Pulcro sale todos los días sin el perro a
comprar el pan y el periódico. Después pasea a Dandy. Los martes va a la Plaza y los jueves al supermercado. Una
vez a la semana pasa por la farmacia, los viernes baja al garaje a arrancar y
limpiar el coche, y los domingos come en casa de su hermana, cercana a la
nuestra.
Pulcro vive exactamente igual que antes de
la cuarentena, solo que ahora siempre lleva puestos unos guantes de jardinería.

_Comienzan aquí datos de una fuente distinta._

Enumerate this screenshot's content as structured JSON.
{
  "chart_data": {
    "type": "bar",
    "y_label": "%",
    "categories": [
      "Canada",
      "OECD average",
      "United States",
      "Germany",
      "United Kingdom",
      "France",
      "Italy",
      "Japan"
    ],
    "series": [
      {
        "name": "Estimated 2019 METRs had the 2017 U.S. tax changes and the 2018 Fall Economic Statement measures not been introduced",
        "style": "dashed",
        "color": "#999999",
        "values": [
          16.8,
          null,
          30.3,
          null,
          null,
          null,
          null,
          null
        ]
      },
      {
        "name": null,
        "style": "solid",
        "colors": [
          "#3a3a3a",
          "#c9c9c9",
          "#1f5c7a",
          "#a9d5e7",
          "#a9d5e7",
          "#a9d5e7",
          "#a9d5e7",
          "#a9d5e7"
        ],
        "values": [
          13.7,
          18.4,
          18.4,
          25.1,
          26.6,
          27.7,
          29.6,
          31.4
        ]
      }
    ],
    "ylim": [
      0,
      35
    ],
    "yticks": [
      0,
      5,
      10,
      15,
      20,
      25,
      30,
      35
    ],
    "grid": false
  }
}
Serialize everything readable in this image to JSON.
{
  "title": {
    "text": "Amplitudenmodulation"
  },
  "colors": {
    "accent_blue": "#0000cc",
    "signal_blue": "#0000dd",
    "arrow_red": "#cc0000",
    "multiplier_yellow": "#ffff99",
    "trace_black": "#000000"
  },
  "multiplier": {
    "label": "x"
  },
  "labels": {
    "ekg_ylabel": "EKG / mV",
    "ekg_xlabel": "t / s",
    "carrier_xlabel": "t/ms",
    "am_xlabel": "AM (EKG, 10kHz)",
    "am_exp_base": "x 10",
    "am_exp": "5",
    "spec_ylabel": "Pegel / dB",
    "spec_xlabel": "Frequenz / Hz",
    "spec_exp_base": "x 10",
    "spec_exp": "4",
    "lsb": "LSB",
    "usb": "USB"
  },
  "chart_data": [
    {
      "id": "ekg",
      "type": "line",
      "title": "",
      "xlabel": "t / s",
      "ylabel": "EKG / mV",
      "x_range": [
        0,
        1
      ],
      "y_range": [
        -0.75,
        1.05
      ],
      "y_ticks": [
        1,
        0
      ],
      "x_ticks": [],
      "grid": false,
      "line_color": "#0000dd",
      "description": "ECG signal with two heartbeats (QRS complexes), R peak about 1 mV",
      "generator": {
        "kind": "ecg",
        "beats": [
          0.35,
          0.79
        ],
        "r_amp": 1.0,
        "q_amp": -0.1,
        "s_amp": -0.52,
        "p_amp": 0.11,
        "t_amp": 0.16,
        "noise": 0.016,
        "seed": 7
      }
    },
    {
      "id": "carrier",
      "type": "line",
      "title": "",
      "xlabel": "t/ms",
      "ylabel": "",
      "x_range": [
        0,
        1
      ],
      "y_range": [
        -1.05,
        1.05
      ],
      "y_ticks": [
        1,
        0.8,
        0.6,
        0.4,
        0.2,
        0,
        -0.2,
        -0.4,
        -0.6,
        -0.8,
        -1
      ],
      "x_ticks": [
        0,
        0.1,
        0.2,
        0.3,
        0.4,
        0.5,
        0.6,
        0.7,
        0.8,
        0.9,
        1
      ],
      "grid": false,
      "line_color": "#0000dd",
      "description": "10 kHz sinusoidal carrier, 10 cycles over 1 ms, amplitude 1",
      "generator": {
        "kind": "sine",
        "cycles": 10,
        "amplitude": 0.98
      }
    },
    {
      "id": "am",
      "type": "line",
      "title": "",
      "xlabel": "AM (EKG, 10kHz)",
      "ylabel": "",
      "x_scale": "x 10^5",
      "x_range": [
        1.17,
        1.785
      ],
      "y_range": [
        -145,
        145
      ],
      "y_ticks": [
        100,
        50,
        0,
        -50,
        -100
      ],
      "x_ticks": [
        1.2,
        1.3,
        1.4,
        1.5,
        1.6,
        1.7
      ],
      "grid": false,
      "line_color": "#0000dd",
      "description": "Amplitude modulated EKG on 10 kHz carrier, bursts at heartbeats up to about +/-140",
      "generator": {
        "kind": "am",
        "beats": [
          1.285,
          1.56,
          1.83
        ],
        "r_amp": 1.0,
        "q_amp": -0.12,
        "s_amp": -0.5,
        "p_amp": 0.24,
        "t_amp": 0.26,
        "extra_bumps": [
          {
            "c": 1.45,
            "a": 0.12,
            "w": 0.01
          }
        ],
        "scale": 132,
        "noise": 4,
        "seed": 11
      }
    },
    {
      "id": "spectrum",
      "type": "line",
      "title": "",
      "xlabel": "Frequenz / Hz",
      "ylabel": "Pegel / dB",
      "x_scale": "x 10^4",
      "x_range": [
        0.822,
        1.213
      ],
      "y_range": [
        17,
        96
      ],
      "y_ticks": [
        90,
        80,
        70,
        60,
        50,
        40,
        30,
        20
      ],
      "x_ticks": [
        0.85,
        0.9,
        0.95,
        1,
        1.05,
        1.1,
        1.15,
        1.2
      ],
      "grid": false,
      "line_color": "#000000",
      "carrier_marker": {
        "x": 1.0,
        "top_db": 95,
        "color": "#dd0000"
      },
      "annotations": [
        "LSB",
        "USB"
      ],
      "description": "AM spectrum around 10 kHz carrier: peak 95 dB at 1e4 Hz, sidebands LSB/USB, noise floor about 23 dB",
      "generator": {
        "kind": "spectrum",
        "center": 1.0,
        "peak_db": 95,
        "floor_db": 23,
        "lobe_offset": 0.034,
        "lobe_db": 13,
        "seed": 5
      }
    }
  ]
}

Increíblemente, el estado de alarma ha sido incapaz de alterar su
inquebrantable rutina. Todas las mañanas se asoma en batín al patio desde la
ventana de la cocina. Arregla las plantas con un tenedor pequeño, emite sonidos como “buff” y “hum” y para concluir la liturgia da la vuelta al ruedo de tendales
con inquisidora mirada.
Cuando
quiere reprocharnos algo lo hace dirigiéndose al perro. “¿No crees que hace falta pintar los rellanos, Dandy? En esta comunidad
nadie hace nada”, le pregunta mientras compartimos ascensor. A veces me dan
ganas de soltarle un par de ladridos.
Revuelvo las
cartas con los pies porque no quiero tocarlas. Pulcro lleva diecisiete días con los mismos guantes de jardinería
puestos y no me fio. Me pregunto cómo podré desinfectar los sobres. Decido que es
imposible así que –receta de la abuela Estrella- voy a empujar las cartas
debajo del felpudo con la punta del pie. Cuando todo esto acabe calculo que ya
se habrán muerto los virus y podré rescatarlas.
Al revolver los sobres un papel
levantó el vuelo y se coló en el recibidor. Me puse guantes y lo mandé al
exilio del felpudo, algo incómoda por si hubiese soltado su carga letal sobre
mi alfombra.
Recordé entonces que una vez alguien metió por debajo de mi puerta una cuartilla de
propaganda de otra religión ajena a mi propio bautismo. Había un dibujo de un
prado verde en una tarde azul, con espigas doradas que un murmullo de viento
acunaba con ternura. Un árbol de hojas alegres, un cielo de luz, un hilo de
agua alborozado y un pájaro amarillo.
Aquel
retrato de ese horizonte cálido, esa trinchera metafórica, desbordaba una
enigmática paz. Lo guardé en un cuaderno y durante mucho tiempo me distraía a
menudo en su contemplación. Llegué incluso a colmar de caricias inútiles
aquella estampa de papel.
En
realidad el dibujo, que todavía conservo, era de una ingenuidad desconcertante.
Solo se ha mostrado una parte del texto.